A new target therapy, which uses ipatasertib, an oral AKT inhibitor, may prolong the progression-free survival period among triple-negative breast cancer patients, Asan Medical Center서울아산병원 said Monday.
Triple-negative breast cancer is a type of breast cancer that lacks the three most common types of receptors known to fuel breast cancer – growth estrogen, progesterone, and HER-2/neu gene. It is hard to treat as it only has an average PFS period of six months, does not respond well to anticancer drugs, and is more likely to spread and recur.
|Professor Kim Sung-bae of Asan Medical Center|
Ipatasertib is an oral AKT inhibitor used to suppress AKT pathway, a neural circuit that promotes the growth of cancerous cells.
The phase 2 clinical trials were published in Lancet Oncology, a globally renowned medical journal, combining the results of 124 triple negative breast cancer patients from 44 hospitals in eight countries, conducted between September 2014 and February 2016.
During the phase 2 trial, researchers assigned 124 triple negative breast cancer patients to randomized, double-blind, placebo-controlled clinical trials. Participants were divided into two groups, with all of them receiving intravenous paclitaxel (anticancer drug) with either ipatasertib or a placebo.
“PFS period for patients treated with ipatasertib was two times higher than those treated only with conventional chemotherapy,” said Professor Kim Sung-bae김성배, one of the co-authors of the trial from, the department of oncology at the medical center.
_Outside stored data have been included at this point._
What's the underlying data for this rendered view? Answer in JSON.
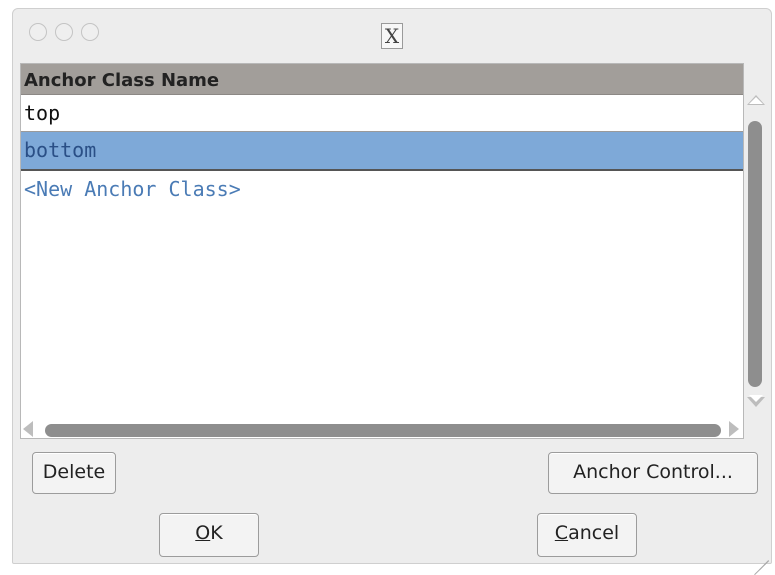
{
  "window": {
    "title_icon": "X"
  },
  "list": {
    "column_header": "Anchor Class Name",
    "rows": [
      "top",
      "bottom",
      "<New Anchor Class>"
    ],
    "selected_index": 1,
    "selection_color": "#7ea9d8"
  },
  "buttons": {
    "delete": "Delete",
    "anchor_control": "Anchor Control...",
    "ok_mnemonic": "O",
    "ok_rest": "K",
    "cancel_mnemonic": "C",
    "cancel_rest": "ancel"
  },
  "colors": {
    "header_bg": "#a29e9a",
    "new_entry_text": "#4a7bb5"
  }
}
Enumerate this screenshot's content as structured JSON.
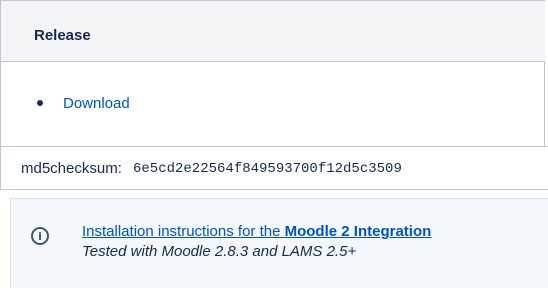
{
  "release_section": {
    "header_title": "Release",
    "download_link": "Download",
    "checksum_label": "md5checksum:",
    "checksum_value": "6e5cd2e22564f849593700f12d5c3509"
  },
  "info_panel": {
    "icon": "info-icon",
    "link_prefix": "Installation instructions for the ",
    "link_bold": "Moodle 2 Integration",
    "tested_text": "Tested with Moodle 2.8.3 and LAMS 2.5+"
  },
  "colors": {
    "link": "#0052cc",
    "text": "#172b4d",
    "header_bg": "#f4f5f7",
    "panel_bg": "#f4f8fd",
    "border": "#c1c7d0"
  }
}
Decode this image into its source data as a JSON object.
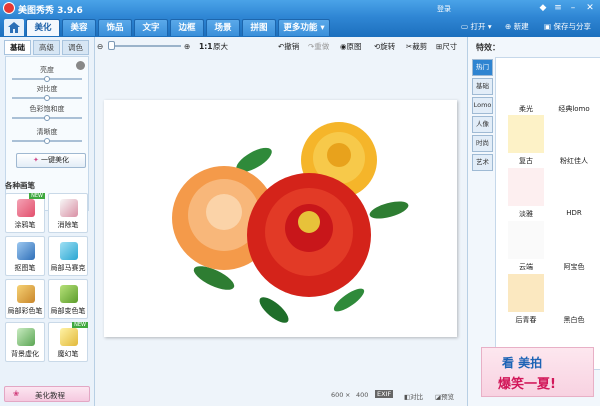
{
  "app": {
    "title": "美图秀秀 3.9.6",
    "login": "登录"
  },
  "tabs": [
    "美化",
    "美容",
    "饰品",
    "文字",
    "边框",
    "场景",
    "拼图",
    "更多功能 ▾"
  ],
  "toolbar_right": {
    "open": "打开",
    "new": "新建",
    "save": "保存与分享"
  },
  "left": {
    "subtabs": [
      "基础",
      "高级",
      "调色"
    ],
    "adjust": [
      "亮度",
      "对比度",
      "色彩饱和度",
      "清晰度"
    ],
    "auto_beautify": "一键美化",
    "section_title": "各种画笔",
    "tools": [
      {
        "label": "涂鸦笔",
        "new": "NEW"
      },
      {
        "label": "消除笔"
      },
      {
        "label": "抠图笔"
      },
      {
        "label": "局部马赛克"
      },
      {
        "label": "局部彩色笔"
      },
      {
        "label": "局部变色笔"
      },
      {
        "label": "背景虚化"
      },
      {
        "label": "魔幻笔",
        "new": "NEW"
      }
    ],
    "tutorial": "美化教程"
  },
  "center": {
    "zoom_ratio": "1:1",
    "zoom_original": "原大",
    "tools": [
      "撤销",
      "重做",
      "原图",
      "旋转",
      "裁剪",
      "尺寸"
    ],
    "status": {
      "w": "600",
      "x": "×",
      "h": "400",
      "exif": "EXIF",
      "compare": "对比",
      "preview": "预览"
    }
  },
  "right": {
    "title": "特效：",
    "categories": [
      "热门",
      "基础",
      "Lomo",
      "人像",
      "时尚",
      "艺术"
    ],
    "effects": [
      {
        "label": "柔光",
        "color": "#ffffff"
      },
      {
        "label": "经典lomo",
        "color": "#ffffff"
      },
      {
        "label": "复古",
        "color": "#fdf2c7"
      },
      {
        "label": "粉红佳人",
        "color": "#ffffff"
      },
      {
        "label": "淡雅",
        "color": "#fdeff0"
      },
      {
        "label": "HDR",
        "color": "#ffffff"
      },
      {
        "label": "云端",
        "color": "#fafafa"
      },
      {
        "label": "阿宝色",
        "color": "#ffffff"
      },
      {
        "label": "后青春",
        "color": "#fbe8c0"
      },
      {
        "label": "黑白色",
        "color": "#ffffff"
      }
    ],
    "banner": {
      "line1": "看 美拍",
      "line2": "爆笑一夏!"
    }
  },
  "colors": {
    "accent": "#2e84d1",
    "title_bar": "#3a93dd"
  }
}
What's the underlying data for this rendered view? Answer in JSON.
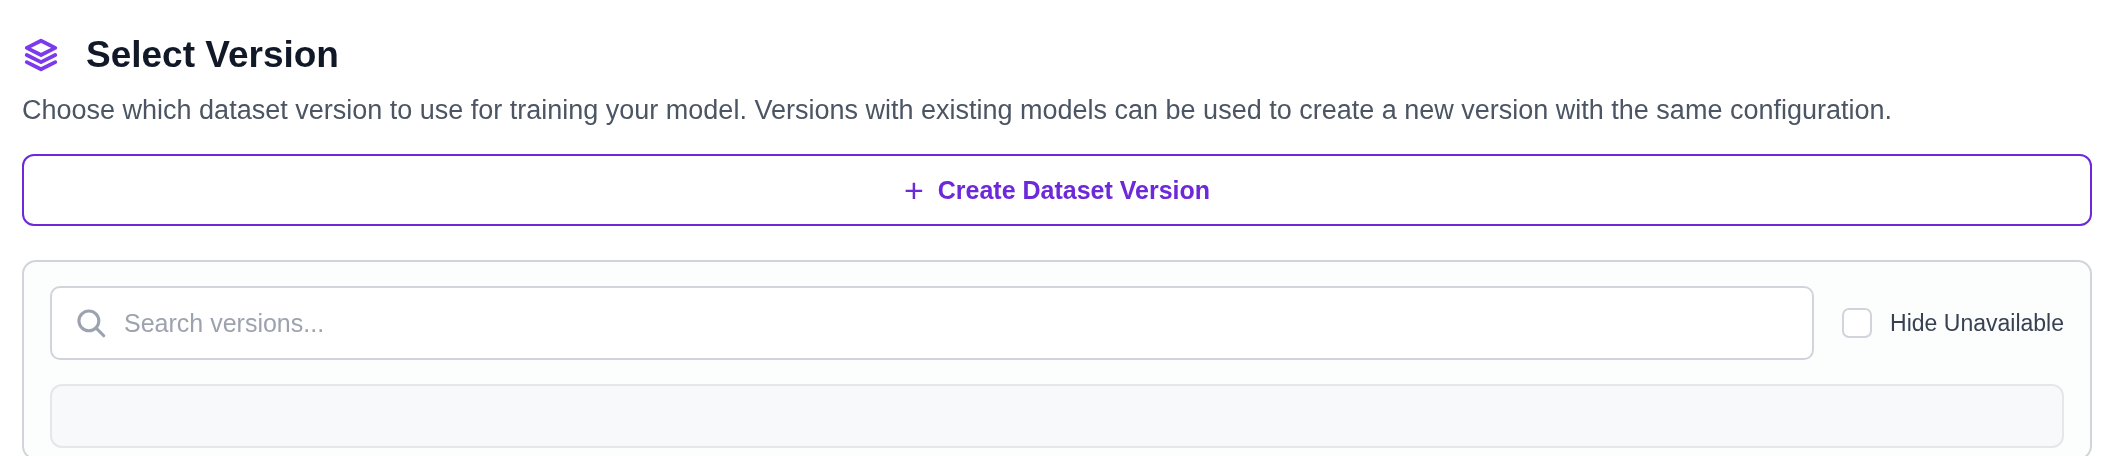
{
  "title": "Select Version",
  "description": "Choose which dataset version to use for training your model. Versions with existing models can be used to create a new version with the same configuration.",
  "create_button": {
    "icon": "+",
    "label": "Create Dataset Version"
  },
  "search": {
    "placeholder": "Search versions..."
  },
  "hide_unavailable": {
    "label": "Hide Unavailable",
    "checked": false
  }
}
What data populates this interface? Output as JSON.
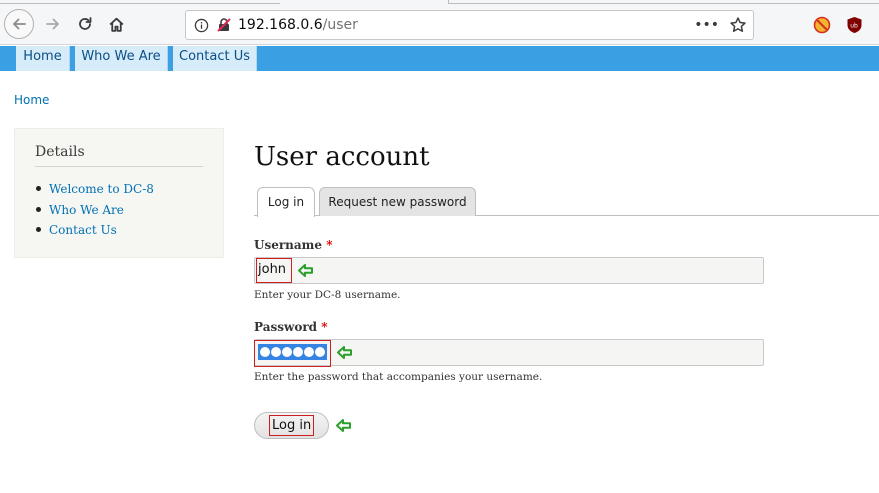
{
  "browser": {
    "url_host": "192.168.0.6",
    "url_path": "/user",
    "more_label": "•••"
  },
  "site_nav": {
    "items": [
      "Home",
      "Who We Are",
      "Contact Us"
    ]
  },
  "breadcrumb": {
    "home": "Home"
  },
  "sidebar": {
    "title": "Details",
    "items": [
      "Welcome to DC-8",
      "Who We Are",
      "Contact Us"
    ]
  },
  "main": {
    "title": "User account",
    "tabs": [
      "Log in",
      "Request new password"
    ],
    "username": {
      "label": "Username",
      "required_mark": "*",
      "value": "john",
      "description": "Enter your DC-8 username."
    },
    "password": {
      "label": "Password",
      "required_mark": "*",
      "masked_length": 6,
      "description": "Enter the password that accompanies your username."
    },
    "submit_label": "Log in"
  },
  "colors": {
    "nav_bar": "#3aa0e3",
    "link": "#0071b3",
    "annotation_box": "#cc2020",
    "annotation_arrow": "#2aa02a"
  },
  "icons": {
    "back": "arrow-left-icon",
    "forward": "arrow-right-icon",
    "reload": "reload-icon",
    "home": "home-icon",
    "info": "info-icon",
    "insecure": "insecure-lock-icon",
    "bookmark": "star-icon",
    "ext1": "extension-icon",
    "ext2": "ublock-icon",
    "annotation": "green-arrow-left-icon"
  }
}
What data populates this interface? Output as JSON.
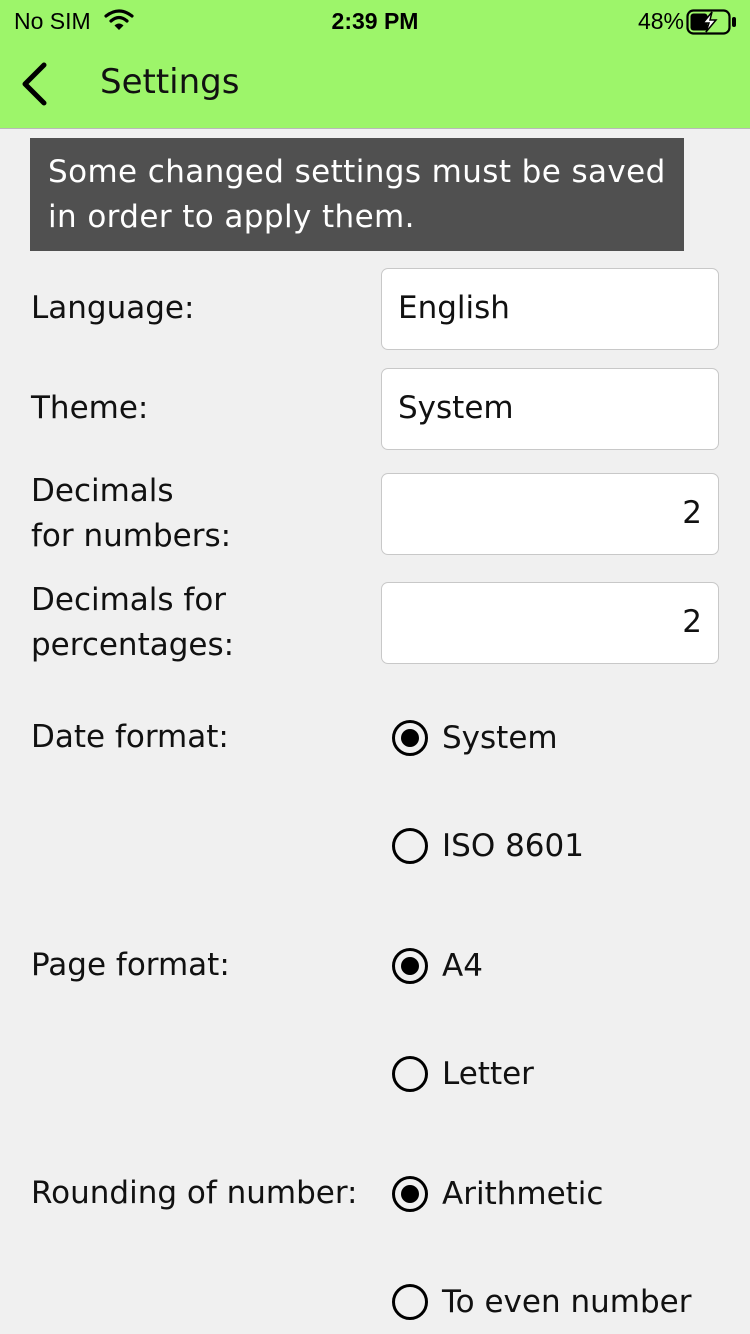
{
  "status_bar": {
    "carrier": "No SIM",
    "time": "2:39 PM",
    "battery": "48%"
  },
  "nav": {
    "title": "Settings"
  },
  "notice": "Some changed settings must be saved in order to apply them.",
  "fields": {
    "language": {
      "label": "Language:",
      "value": "English"
    },
    "theme": {
      "label": "Theme:",
      "value": "System"
    },
    "decimals_numbers": {
      "label_line1": "Decimals",
      "label_line2": "for numbers:",
      "value": "2"
    },
    "decimals_percentages": {
      "label_line1": "Decimals for",
      "label_line2": "percentages:",
      "value": "2"
    }
  },
  "date_format": {
    "label": "Date format:",
    "options": [
      {
        "label": "System",
        "selected": true
      },
      {
        "label": "ISO 8601",
        "selected": false
      }
    ]
  },
  "page_format": {
    "label": "Page format:",
    "options": [
      {
        "label": "A4",
        "selected": true
      },
      {
        "label": "Letter",
        "selected": false
      }
    ]
  },
  "rounding": {
    "label": "Rounding of number:",
    "options": [
      {
        "label": "Arithmetic",
        "selected": true
      },
      {
        "label": "To even number",
        "selected": false
      }
    ]
  },
  "colors": {
    "header_bg": "#9df56a",
    "notice_bg": "#505050",
    "page_bg": "#f0f0f0"
  }
}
It is the first time that an AKT-target therapy showed positive results in treating triple-negative breast cancer, which had been treatable with only chemotherapy. The most common side effect of the treatment was diarrhea, and no serious side effects, including death, were observed. Patients also reported relatively improved quality of life throughout the treatment.
“This was the first research that showed the effectiveness of AKT-targeted therapy for triple-negative cancer, which lacks in a better treatment method,” Professor Kim said. “The treatment primarily showed superior results among patients with mutations in their PI3K/AKT/mTOR pathway.”
During phase 3 of the clinical trial, researchers are likely to expand them to test ipatasertib effects on breast cancer patients with hormone-receptor-positive cancer, which accounts for 60 to 70 percent of breast cancer patients.
“During the clinical trial we will confirm the effectiveness of the treatment to additional triple-negative patients,” Kim said. “We also plan to conduct clinical trials on patients with hormone-receptor-positive.”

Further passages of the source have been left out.